Measurement Can Cause Loss Of Swagger

One of the more rewarding aspects of measuring software quality is that many teams discover that, while they're not about to win any prizes for the quality of their code, it's actually not that bad. Especially when they realise that, compared to other products, their's is average or better. Often they expect the worst, and - after they've got over the initial shock of having their pants pulled down for everyone to gawp at their most intimate parts - they are relieved to discover that the teams around them don't have much to boast about, either.

On the other hand, some teams have built up an expectation that they are actually delivering much better code than they really are. They may have developed a certain swagger, thinking that they are more gifted in the trouser department than their peers, and this illusion is shattered when they discover that, actually, their code is average too.

And they don't take too kindly to being exposed as average. I mean, surely after all those stand-up meetings and retrospectives and all that pair programming and all those planning sessions, the code we deliver must be better?
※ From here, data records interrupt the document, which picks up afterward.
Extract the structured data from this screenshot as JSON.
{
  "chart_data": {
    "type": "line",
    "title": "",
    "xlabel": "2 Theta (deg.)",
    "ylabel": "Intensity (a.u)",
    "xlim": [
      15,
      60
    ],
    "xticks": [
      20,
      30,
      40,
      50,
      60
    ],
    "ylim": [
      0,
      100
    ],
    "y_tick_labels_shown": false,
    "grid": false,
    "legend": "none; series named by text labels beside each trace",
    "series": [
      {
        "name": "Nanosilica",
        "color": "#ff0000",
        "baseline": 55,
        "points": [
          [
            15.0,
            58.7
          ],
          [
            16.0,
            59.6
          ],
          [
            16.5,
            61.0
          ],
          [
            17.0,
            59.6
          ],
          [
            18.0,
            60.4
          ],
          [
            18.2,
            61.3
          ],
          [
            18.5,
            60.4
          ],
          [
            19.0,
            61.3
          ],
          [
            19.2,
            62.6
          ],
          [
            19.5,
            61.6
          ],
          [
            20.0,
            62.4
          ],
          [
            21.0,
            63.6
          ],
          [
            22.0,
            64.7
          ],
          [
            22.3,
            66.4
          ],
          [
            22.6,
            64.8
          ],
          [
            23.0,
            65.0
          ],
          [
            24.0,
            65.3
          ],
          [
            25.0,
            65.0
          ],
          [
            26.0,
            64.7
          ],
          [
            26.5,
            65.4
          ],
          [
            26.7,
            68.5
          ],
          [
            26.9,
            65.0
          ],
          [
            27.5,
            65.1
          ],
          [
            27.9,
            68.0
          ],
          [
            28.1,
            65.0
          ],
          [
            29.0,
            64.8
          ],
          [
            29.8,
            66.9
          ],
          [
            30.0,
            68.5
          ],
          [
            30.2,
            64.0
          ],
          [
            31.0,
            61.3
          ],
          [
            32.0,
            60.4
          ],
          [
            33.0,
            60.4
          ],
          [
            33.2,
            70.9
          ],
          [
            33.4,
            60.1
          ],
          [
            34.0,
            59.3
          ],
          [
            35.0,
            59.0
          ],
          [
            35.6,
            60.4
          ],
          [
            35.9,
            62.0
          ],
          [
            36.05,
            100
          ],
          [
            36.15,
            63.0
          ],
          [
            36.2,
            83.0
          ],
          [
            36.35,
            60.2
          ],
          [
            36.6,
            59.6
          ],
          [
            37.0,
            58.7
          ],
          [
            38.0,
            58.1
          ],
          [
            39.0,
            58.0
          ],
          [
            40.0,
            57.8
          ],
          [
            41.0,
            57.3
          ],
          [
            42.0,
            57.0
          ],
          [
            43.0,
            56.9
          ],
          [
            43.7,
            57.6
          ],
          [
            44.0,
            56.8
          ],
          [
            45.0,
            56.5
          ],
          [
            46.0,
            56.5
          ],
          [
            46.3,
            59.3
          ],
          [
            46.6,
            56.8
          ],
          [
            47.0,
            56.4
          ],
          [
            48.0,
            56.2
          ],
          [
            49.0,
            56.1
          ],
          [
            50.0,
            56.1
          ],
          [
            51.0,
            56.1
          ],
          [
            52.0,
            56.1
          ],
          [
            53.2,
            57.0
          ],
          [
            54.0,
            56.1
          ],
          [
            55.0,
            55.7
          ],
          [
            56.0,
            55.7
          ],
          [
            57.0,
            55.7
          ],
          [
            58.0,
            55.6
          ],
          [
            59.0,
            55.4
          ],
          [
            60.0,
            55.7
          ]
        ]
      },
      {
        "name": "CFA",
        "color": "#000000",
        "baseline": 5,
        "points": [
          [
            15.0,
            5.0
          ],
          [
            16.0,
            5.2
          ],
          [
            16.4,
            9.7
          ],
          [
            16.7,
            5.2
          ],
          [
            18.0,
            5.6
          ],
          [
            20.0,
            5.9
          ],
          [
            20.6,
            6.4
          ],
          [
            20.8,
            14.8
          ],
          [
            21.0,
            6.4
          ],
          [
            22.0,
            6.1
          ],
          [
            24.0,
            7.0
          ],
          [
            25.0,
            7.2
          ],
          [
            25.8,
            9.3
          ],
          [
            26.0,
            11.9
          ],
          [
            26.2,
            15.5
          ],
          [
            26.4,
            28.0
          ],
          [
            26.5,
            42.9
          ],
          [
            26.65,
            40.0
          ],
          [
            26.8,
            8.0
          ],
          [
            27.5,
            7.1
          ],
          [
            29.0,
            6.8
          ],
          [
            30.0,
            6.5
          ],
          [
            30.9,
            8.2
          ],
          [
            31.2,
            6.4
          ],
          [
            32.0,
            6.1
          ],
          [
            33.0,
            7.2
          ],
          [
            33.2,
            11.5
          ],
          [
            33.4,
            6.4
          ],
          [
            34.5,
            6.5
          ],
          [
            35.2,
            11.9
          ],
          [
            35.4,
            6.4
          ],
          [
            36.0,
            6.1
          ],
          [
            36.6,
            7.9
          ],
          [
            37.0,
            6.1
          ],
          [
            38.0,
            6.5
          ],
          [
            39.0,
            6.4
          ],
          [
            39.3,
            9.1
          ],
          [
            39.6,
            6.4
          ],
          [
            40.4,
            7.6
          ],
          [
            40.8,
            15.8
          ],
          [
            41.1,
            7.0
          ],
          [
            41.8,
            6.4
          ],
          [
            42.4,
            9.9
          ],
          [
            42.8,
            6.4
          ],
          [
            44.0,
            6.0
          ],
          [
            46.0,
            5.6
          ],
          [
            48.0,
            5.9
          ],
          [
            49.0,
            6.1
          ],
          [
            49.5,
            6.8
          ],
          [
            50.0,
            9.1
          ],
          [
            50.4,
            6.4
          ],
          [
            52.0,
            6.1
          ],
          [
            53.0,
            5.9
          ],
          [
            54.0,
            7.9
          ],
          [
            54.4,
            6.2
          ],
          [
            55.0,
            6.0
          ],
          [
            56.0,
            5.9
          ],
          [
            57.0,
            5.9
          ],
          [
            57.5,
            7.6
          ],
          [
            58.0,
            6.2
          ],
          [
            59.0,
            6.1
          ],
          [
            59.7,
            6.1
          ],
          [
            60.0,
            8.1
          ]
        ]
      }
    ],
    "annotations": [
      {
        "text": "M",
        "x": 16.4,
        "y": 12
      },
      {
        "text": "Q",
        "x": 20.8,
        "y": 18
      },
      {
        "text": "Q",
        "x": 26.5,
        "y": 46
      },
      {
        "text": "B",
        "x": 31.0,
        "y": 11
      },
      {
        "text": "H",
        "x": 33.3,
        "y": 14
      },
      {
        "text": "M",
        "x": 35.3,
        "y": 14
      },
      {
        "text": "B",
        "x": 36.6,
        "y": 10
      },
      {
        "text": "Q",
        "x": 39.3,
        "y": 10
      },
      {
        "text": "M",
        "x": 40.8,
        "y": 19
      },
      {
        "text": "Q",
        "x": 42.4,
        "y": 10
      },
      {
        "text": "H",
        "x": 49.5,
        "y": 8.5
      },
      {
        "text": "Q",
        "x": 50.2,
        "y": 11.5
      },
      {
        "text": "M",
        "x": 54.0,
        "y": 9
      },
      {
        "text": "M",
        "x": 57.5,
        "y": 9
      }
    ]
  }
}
Well, sadly, no. Not necessarily. You still have to understand things like architecture and design, and testing, and performance engineering, and usability, and configuration management and so on. And you still have to apply this knowledge with skill and with discipline. And you still need feedback on how well you're doing, no matter how good you think your code is. You always need feedback. Objective feedback. Early and often. Indeed, nothing short of continuously.

"Agile" teams can be especially hostile to being exposed in this way, since they often put an unjustified amount of faith in the principles and practices and are amazed to discover that, first and foremost, you have to be good at developing software - and that means pretty much everyone who touches the code - and that requirements doesn't go away. I certainly don't trust myself enough - as a sort-of, kind-of Extreme Programmer - to work without continuous feedback on every quality goal I've set myself. If maintainability is important, I monitor it continuously as the code evolves, just as frequently and as habitually as running the unit tests. And then I address maintainability issues as soon as they arise.